Note that the unit is marked as static, as it does not have permanent unit configuration.

Now we can modify the cgroups controllers via systemd properities:

# systemctl set-property --runtime unitname property=value

The --runtime parameter is important here. Since we have created a temporary unit, we’d like to immediately apply changes to cgroups configuration, instead of writing them to file.

We can use BlockIOReadBandwidth property to limit the I/O bandwidth avaialble to the service. The BlockIOReadBandwidth property configures blkio.throttle.read_bps_device cgroups controller, which will cap the available bandwidth for this particular service. For other cgroups-related properties see the systemd.resource-control(5) man page.

In our example the dd command is reading from /dev/vda device and causing a slight system load by using the whole avaialble bandwidth to this device. Let’s set the BlockIOReadBandwidth to limit read from /dev/vda to 1MiB/sec (1048576 bytes/sec).

# systemctl set-property --runtime xyzzy.service BlockIOReadBandwidth='/dev/vda 1048576'

That’s it! You can now observe how dd is slowing down by sending SIGUSR1 signal to it and investigating the journal.

# kill -USR1 15677
# journalctl _SYSTEMD_UNIT=xyzzy.service
(...)
May 25 17:38:25 vsq.home.c0ff33.net dd[15774]: 1881751552 bytes (1.9 GB) copied, 1316.8 s, 1.4 MB/s
(...)

Note that these statistics are calculated since the time dd was launched. That’s why it still shows 1.4MB/s, as for some time dd was running with higher bandwidth available.

If we stop the xyzzy.service, it will terminate the dd process and remove all the transient configuration we have just created. So it’s a great tool to run temporary processes, or jobs that will be executed only once and then forgotten.

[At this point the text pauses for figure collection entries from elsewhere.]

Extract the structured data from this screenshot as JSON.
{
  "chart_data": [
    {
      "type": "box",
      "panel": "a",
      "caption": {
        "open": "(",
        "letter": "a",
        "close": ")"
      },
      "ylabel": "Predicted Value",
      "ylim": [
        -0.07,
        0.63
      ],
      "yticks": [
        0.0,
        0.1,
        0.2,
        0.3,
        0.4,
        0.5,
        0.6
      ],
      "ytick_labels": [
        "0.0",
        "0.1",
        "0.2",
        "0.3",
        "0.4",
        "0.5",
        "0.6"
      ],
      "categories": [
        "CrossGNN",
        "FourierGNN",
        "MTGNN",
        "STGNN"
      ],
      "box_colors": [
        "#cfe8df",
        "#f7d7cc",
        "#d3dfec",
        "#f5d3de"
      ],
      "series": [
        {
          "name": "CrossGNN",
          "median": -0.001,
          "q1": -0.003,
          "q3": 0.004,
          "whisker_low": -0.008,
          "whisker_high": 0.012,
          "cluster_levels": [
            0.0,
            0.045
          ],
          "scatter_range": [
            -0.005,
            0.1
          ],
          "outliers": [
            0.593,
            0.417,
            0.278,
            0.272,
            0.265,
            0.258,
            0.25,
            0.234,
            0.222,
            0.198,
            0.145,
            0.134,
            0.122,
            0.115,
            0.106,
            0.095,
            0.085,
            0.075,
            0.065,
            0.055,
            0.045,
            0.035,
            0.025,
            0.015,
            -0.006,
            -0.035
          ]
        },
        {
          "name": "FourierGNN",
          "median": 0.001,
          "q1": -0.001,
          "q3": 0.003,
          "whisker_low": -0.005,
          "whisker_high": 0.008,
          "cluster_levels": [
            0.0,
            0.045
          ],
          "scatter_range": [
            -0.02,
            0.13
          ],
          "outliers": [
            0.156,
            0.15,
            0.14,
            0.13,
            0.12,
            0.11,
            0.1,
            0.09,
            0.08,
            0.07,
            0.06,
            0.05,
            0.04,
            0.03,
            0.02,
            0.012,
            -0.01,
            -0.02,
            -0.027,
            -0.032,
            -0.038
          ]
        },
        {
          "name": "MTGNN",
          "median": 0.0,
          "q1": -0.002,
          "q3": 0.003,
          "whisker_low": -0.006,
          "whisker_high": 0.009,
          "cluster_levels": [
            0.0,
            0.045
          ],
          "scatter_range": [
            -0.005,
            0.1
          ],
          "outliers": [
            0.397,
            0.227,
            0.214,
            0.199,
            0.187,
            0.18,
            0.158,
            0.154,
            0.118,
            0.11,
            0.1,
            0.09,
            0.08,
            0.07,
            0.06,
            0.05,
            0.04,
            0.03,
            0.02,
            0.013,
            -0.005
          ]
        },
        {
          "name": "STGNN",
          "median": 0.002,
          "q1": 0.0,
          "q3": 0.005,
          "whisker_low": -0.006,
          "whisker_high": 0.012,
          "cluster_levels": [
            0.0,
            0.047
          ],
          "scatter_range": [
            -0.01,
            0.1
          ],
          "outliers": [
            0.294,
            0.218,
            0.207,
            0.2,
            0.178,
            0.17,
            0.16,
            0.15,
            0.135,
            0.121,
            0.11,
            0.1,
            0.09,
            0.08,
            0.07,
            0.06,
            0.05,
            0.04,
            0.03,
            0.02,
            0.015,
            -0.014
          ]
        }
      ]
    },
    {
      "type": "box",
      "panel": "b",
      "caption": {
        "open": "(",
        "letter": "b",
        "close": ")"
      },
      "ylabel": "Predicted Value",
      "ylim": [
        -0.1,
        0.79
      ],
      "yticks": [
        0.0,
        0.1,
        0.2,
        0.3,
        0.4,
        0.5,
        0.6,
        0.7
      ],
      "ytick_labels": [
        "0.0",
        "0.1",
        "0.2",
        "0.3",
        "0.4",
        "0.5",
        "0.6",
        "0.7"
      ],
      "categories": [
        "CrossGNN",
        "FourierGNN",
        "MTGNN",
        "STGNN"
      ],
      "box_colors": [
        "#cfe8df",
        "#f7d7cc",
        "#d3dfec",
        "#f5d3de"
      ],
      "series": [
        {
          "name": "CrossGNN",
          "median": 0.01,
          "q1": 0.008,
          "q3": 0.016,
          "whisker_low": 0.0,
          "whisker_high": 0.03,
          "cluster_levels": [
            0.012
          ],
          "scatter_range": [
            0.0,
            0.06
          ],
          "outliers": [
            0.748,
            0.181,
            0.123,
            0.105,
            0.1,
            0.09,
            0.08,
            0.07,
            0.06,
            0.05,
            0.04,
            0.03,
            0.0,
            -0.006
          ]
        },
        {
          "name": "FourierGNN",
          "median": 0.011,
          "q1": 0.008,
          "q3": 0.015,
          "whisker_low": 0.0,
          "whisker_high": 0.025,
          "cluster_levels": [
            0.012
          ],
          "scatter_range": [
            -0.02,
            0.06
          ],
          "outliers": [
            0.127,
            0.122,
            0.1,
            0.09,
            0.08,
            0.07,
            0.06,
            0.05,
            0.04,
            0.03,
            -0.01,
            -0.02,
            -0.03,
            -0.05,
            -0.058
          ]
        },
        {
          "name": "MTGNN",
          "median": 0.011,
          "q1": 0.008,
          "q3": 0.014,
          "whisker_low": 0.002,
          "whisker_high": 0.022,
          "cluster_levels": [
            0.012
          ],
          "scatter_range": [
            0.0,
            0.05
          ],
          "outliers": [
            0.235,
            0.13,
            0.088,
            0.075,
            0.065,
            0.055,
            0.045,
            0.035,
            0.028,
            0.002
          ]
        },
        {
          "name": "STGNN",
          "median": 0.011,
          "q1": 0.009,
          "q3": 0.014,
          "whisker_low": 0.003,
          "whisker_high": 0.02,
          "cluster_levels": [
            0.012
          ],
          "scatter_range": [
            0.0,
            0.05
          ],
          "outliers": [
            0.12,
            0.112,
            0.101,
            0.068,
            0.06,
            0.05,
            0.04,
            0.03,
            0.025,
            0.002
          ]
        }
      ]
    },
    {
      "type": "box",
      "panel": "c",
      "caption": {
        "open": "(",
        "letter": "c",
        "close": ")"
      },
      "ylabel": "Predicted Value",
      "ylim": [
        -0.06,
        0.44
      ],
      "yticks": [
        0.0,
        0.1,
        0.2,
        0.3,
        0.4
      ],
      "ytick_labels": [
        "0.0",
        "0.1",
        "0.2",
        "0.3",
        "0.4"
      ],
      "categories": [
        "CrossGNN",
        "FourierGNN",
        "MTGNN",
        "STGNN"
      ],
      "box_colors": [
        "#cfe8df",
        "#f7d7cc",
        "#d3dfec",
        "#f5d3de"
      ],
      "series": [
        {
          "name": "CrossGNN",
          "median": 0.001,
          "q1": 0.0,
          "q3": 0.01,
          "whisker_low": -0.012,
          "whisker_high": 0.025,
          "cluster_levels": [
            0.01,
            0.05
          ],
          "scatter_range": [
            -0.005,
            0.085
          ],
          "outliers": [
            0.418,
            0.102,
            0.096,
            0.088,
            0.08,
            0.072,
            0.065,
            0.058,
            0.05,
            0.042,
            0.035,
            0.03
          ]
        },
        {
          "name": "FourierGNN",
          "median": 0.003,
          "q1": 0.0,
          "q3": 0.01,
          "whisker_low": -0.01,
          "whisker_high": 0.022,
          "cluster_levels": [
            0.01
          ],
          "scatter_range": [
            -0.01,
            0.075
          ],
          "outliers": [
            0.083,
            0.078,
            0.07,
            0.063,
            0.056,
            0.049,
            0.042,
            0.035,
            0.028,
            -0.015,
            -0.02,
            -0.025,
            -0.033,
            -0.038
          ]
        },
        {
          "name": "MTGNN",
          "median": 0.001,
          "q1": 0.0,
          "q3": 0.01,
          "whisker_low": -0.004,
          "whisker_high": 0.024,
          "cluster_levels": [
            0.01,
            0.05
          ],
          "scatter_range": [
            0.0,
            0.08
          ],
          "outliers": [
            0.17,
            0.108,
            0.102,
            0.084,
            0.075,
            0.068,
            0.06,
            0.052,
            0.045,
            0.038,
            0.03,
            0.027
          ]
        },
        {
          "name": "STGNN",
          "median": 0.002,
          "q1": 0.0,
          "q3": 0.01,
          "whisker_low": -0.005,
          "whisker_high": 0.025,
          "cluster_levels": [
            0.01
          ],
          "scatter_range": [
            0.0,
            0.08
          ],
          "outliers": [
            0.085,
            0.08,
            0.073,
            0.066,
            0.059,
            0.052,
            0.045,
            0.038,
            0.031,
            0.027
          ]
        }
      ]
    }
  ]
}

# systemctl stop xyzzy.service 
# systemctl status xyzzy.service
xyzzy.service
   Loaded: not-found (Reason: No such file or directory)
   Active: inactive (dead)
(...)

Configuring cgroups for user sessions

What’s also interesting, is the fact that slices are automagically created for every user upon first login (and all their processes are automatically assigned to thier personal slice). For example let’s check my own slice:

$ systemctl status user-${UID}.slice
user-1000.slice
   Loaded: loaded
   Active: active since Wed 2015-05-06 16:26:29 CEST; 2 weeks 4 days ago
   CGroup: /user.slice/user-1000.slice
           └─session-463.scope
             ├─13753 sshd: rkujawa [priv]
             ├─13756 sshd: rkujawa@pts/0
             ├─13757 -bash
             └─13779 systemctl status user-1000.slice

If I had a second session open, processes with the other session would belong to a different scope, but all my processes would still belong to this one slice user-1000.slice. It means now there’s an easy way to limit the resources of a particular user - just apply cgroups properties to his/her personal slice!

For example, if we want to limit cpu.shares of all processes of user with UID 1000:

# systemctl set-property user-1000.slice CPUShares=100
# systemctl daemon-reload 

Now, all of this user’s processes will have cpu.shares limited to 100.